Inheritance vs. Composition

Two fundamental ways to relate classes are inheritance and composition. With inheritance, a superclass Fruit may have a subclass Apple.

Using composition, Apple would have an instance variable that references a Fruit object.

Inheritance has the benefits of dynamic binding whereby the appropriate method implementation is automatically invoked at runtime based on the class of the object and polymorphism so that a variable of a superclass type can hold a reference to an object whose class is any of its subclasses. If a future change simply involves adding a new subclass, the use of inheritance makes the process much simpler.

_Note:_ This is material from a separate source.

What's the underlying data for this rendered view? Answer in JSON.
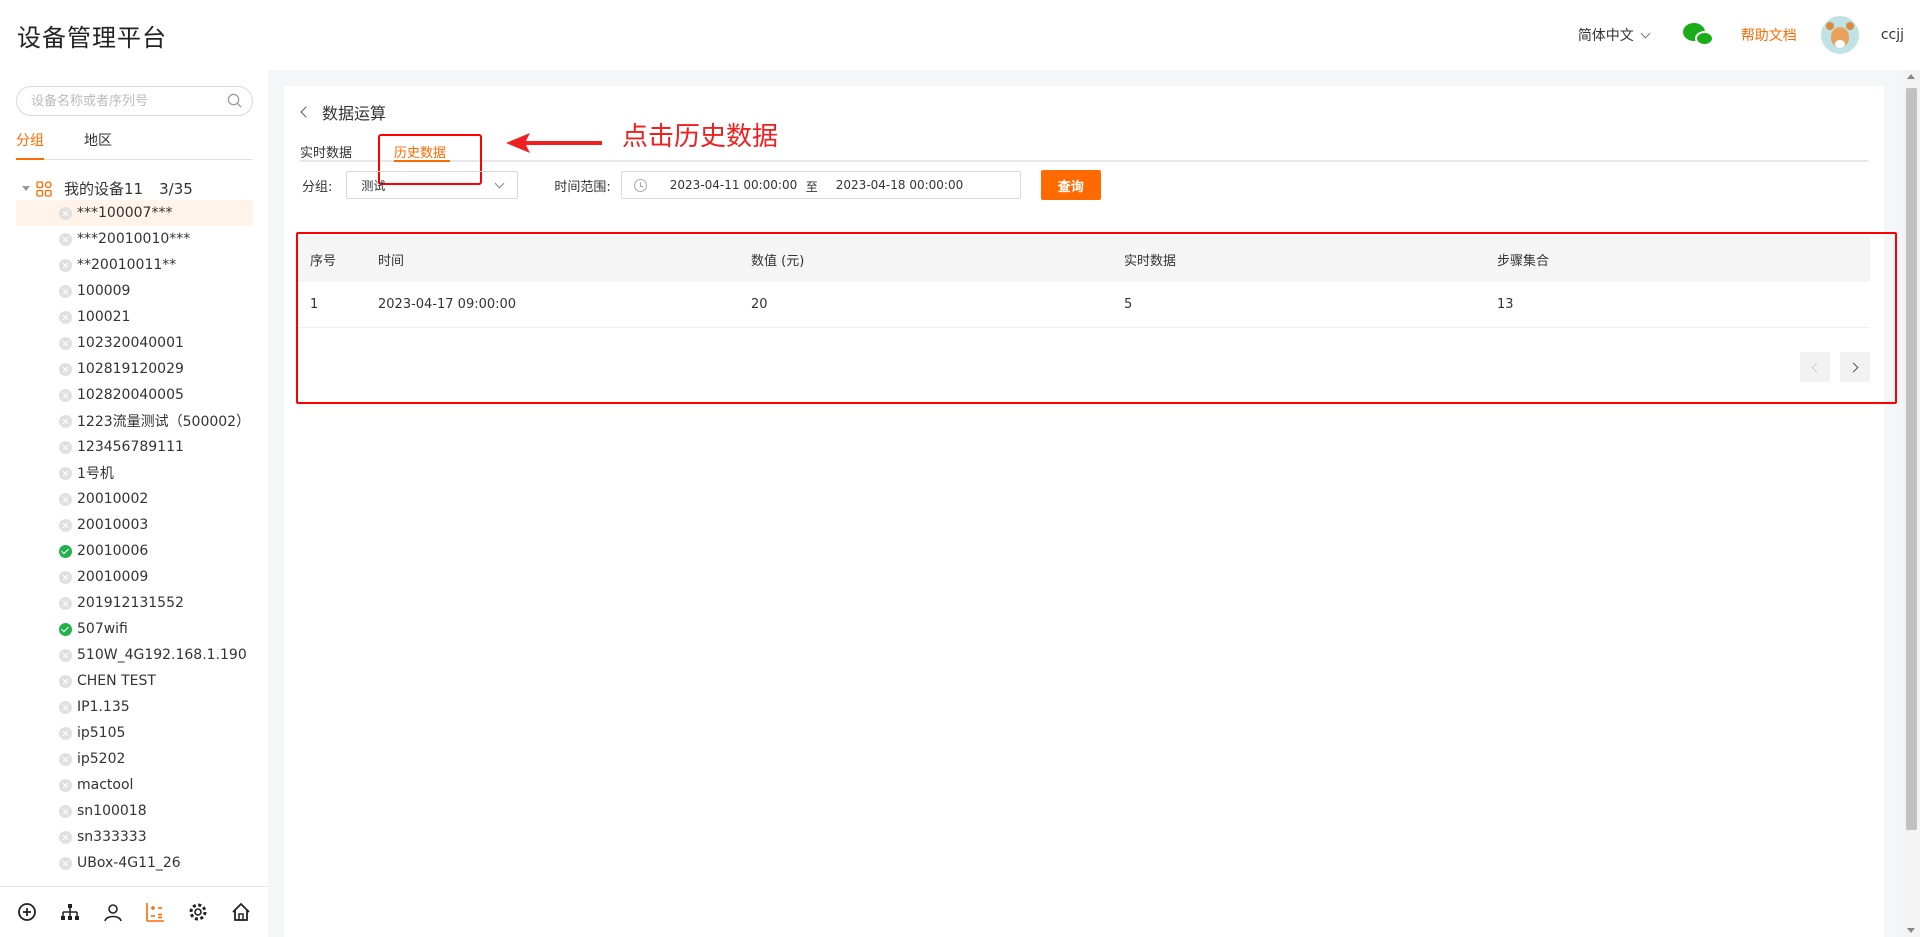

A disadvantage with inheritance however can be the ripple effect of making a small change to the interface of a superclass which requires changes in many other places.

Composition provides an alternative approach towards code reuse that yields easier-to-change code. Using composition the interface of a superclass can be changed, but because the subclass calls the methods on its instance of the superclass it doesn't affect the subclass.

Through the use of abstract multiple inheritance, interfaces can allow composition to take advantage of the dynamic binding and polymorphism benefits without the drawbacks of inheritance. For example, Apple could implement a Fruit interface.

Inheritance is suitable for permanent 'is-a' relationships becuase it can make code easier to understand, in other circumstances composition is likely the correct choice.